Two years later when I moved away from the San Francisco Bay Area, I wanted to fit into a local Muslim community. I started attending mosques, but was surprised by the strength of what I called fundamentalism. Not at all like my Sufi community back in the Bay Area.
Once, although a woman, I was invited to a neighboring mosque to take part in a video shoot on Islam, at least that’s what I thought. It made sense because I was teaching comparative religion. Silly me. I was stashed in the basement and left alone for hours. I finally went home.
At another mosque, a guest speaker addressed the congregation. There were many children present. He proceeded to outline in tiresome detail many tiny rules that were necessary to be a “good” Muslim. I seem to remember that one rule entailed getting out of bed and putting your right foot into your right shoe before putting your left foot into your left shoe.

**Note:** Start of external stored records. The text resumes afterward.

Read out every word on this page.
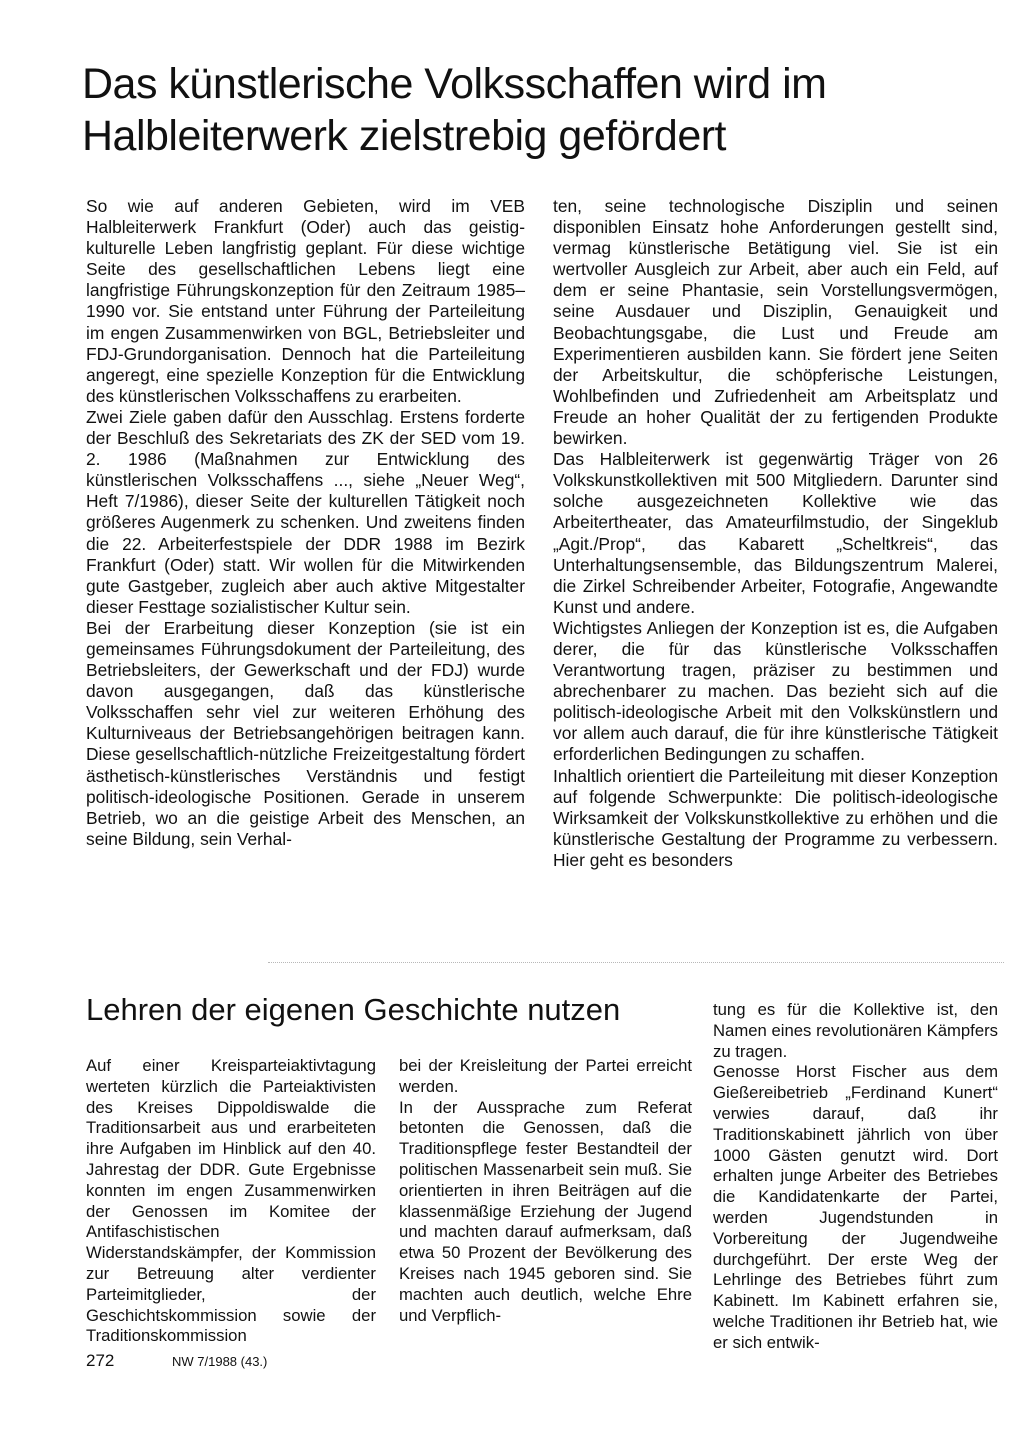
Das künstlerische Volksschaffen wird im Halbleiterwerk zielstrebig gefördert

So wie auf anderen Gebieten, wird im VEB Halbleiterwerk Frankfurt (Oder) auch das geistig-kulturelle Leben langfristig geplant. Für diese wichtige Seite des gesellschaftlichen Lebens liegt eine langfristige Führungskonzeption für den Zeitraum 1985–1990 vor. Sie entstand unter Führung der Parteileitung im engen Zusammenwirken von BGL, Betriebsleiter und FDJ-Grundorganisation. Dennoch hat die Parteileitung angeregt, eine spezielle Konzeption für die Entwicklung des künstlerischen Volksschaffens zu erarbeiten.

Zwei Ziele gaben dafür den Ausschlag. Erstens forderte der Beschluß des Sekretariats des ZK der SED vom 19. 2. 1986 (Maßnahmen zur Entwicklung des künstlerischen Volksschaffens ..., siehe „Neuer Weg“, Heft 7/1986), dieser Seite der kulturellen Tätigkeit noch größeres Augenmerk zu schenken. Und zweitens finden die 22. Arbeiterfestspiele der DDR 1988 im Bezirk Frankfurt (Oder) statt. Wir wollen für die Mitwirkenden gute Gastgeber, zugleich aber auch aktive Mitgestalter dieser Festtage sozialistischer Kultur sein.

Bei der Erarbeitung dieser Konzeption (sie ist ein gemeinsames Führungsdokument der Parteileitung, des Betriebsleiters, der Gewerkschaft und der FDJ) wurde davon ausgegangen, daß das künstlerische Volksschaffen sehr viel zur weiteren Erhöhung des Kulturniveaus der Betriebsangehörigen beitragen kann. Diese gesellschaftlich-nützliche Freizeitgestaltung fördert ästhetisch-künstlerisches Verständnis und festigt politisch-ideologische Positionen. Gerade in unserem Betrieb, wo an die geistige Arbeit des Menschen, an seine Bildung, sein Verhal-

ten, seine technologische Disziplin und seinen disponiblen Einsatz hohe Anforderungen gestellt sind, vermag künstlerische Betätigung viel. Sie ist ein wertvoller Ausgleich zur Arbeit, aber auch ein Feld, auf dem er seine Phantasie, sein Vorstellungsvermögen, seine Ausdauer und Disziplin, Genauigkeit und Beobachtungsgabe, die Lust und Freude am Experimentieren ausbilden kann. Sie fördert jene Seiten der Arbeitskultur, die schöpferische Leistungen, Wohlbefinden und Zufriedenheit am Arbeitsplatz und Freude an hoher Qualität der zu fertigenden Produkte bewirken.

Das Halbleiterwerk ist gegenwärtig Träger von 26 Volkskunstkollektiven mit 500 Mitgliedern. Darunter sind solche ausgezeichneten Kollektive wie das Arbeitertheater, das Amateurfilmstudio, der Singeklub „Agit./Prop“, das Kabarett „Scheltkreis“, das Unterhaltungsensemble, das Bildungszentrum Malerei, die Zirkel Schreibender Arbeiter, Fotografie, Angewandte Kunst und andere.

Wichtigstes Anliegen der Konzeption ist es, die Aufgaben derer, die für das künstlerische Volksschaffen Verantwortung tragen, präziser zu bestimmen und abrechenbarer zu machen. Das bezieht sich auf die politisch-ideologische Arbeit mit den Volkskünstlern und vor allem auch darauf, die für ihre künstlerische Tätigkeit erforderlichen Bedingungen zu schaffen.

Inhaltlich orientiert die Parteileitung mit dieser Konzeption auf folgende Schwerpunkte: Die politisch-ideologische Wirksamkeit der Volkskunstkollektive zu erhöhen und die künstlerische Gestaltung der Programme zu verbessern. Hier geht es besonders

Lehren der eigenen Geschichte nutzen

Auf einer Kreisparteiaktivtagung werteten kürzlich die Parteiaktivisten des Kreises Dippoldiswalde die Traditionsarbeit aus und erarbeiteten ihre Aufgaben im Hinblick auf den 40. Jahrestag der DDR. Gute Ergebnisse konnten im engen Zusammenwirken der Genossen im Komitee der Antifaschistischen Widerstandskämpfer, der Kommission zur Betreuung alter verdienter Parteimitglieder, der Geschichtskommission sowie der Traditionskommission

bei der Kreisleitung der Partei erreicht werden.

In der Aussprache zum Referat betonten die Genossen, daß die Traditionspflege fester Bestandteil der politischen Massenarbeit sein muß. Sie orientierten in ihren Beiträgen auf die klassenmäßige Erziehung der Jugend und machten darauf aufmerksam, daß etwa 50 Prozent der Bevölkerung des Kreises nach 1945 geboren sind. Sie machten auch deutlich, welche Ehre und Verpflich-

tung es für die Kollektive ist, den Namen eines revolutionären Kämpfers zu tragen.

Genosse Horst Fischer aus dem Gießereibetrieb „Ferdinand Kunert“ verwies darauf, daß ihr Traditionskabinett jährlich von über 1000 Gästen genutzt wird. Dort erhalten junge Arbeiter des Betriebes die Kandidatenkarte der Partei, werden Jugendstunden in Vorbereitung der Jugendweihe durchgeführt. Der erste Weg der Lehrlinge des Betriebes führt zum Kabinett. Im Kabinett erfahren sie, welche Traditionen ihr Betrieb hat, wie er sich entwik-

272	NW 7/1988 (43.)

No mention of beauty, truth, and justice. Just one rule after another. There could not have been a better way to turn off children who were being raised in America.
At about this time, I heard about an adventure of my Sufi teacher at his mosque in Hayward, California. As I later found out was happening throughout the USA and other countries, two berobed Saudi Wahhabis came to preach their strict doctrine. They preached that:
- Only our preaching is true.
- God is far away, transcendent, you must toil to please him according to our rules.
- Women are different from men and must be allowed less freedom.
- Only by following our detailed version of Islamic Law do you have a chance of pleasing Him, of attaining paradise, and of avoiding the fire.
- You are no real Muslim if you disagree.
- Other religions are bad. Mysticism is bad. Sufism is forbidden.
At this point, my short feisty teacher, in immaculate western dress, stood up to take them on. He cited one Quran passage after another, asking questions they could not answer.
“Is there spiritual wine in the Quran?”
“Of course not.”
“What about Sura 83, Verse 255?
These Wahhabis did not know their Quran. After all, they were marketing Wahhabism, not Islam. They never returned.
Unfortunately this was not the fate of other mosques during the 1990s in America as well as around the world. The Saudis poured millions and millions of oil dollars into spreading their intolerant version of Islam. They built mosques and schools. They funded research and publishing houses and selected the ideas to be published, all to advance their brand.
Wahhabism is a foundation for, although not synonymous with, today’s Islamic terrorism, but that is the story for another blog.
So why do I say “Thank God for atheism”?
The atheists loudly and publically took on the Islam of the terrorists. True they painted all Islam with the same brush, but they did call a dog a dog. Acts of terror are beyond excuse.
Mainstream Christians were usually tolerant and politically correct, which was comforting to Muslims who, like myself, did not recognize this new movement. It was the fundamentalist Christians who took on Islam as did the atheists.
Although fundamentalism should be allowable in all religion, there are limits: killing innocents and glorying in gore. Tolerance too is required since we all now live in the same world.
I see in this continuing crisis the opportunity to challenge intolerance in Islam, in Christianity, and wherever else it lies. It is the opportunity to put forth the universal ideas of all religions and encourage discussion of both the differences and the deep meanings.
I personally like religion. But we all need updating. The time has come for the great religions to acknowledge the historical context of sacred scripture and enter the modern world of change. Science, human rights, and democracy are the contexts of today. One can easily find their connection to the basic principles of knowledge, equality, and justice in ancient scriptures.
The argument between the limits of religion and the limits of reason can be profitable to both.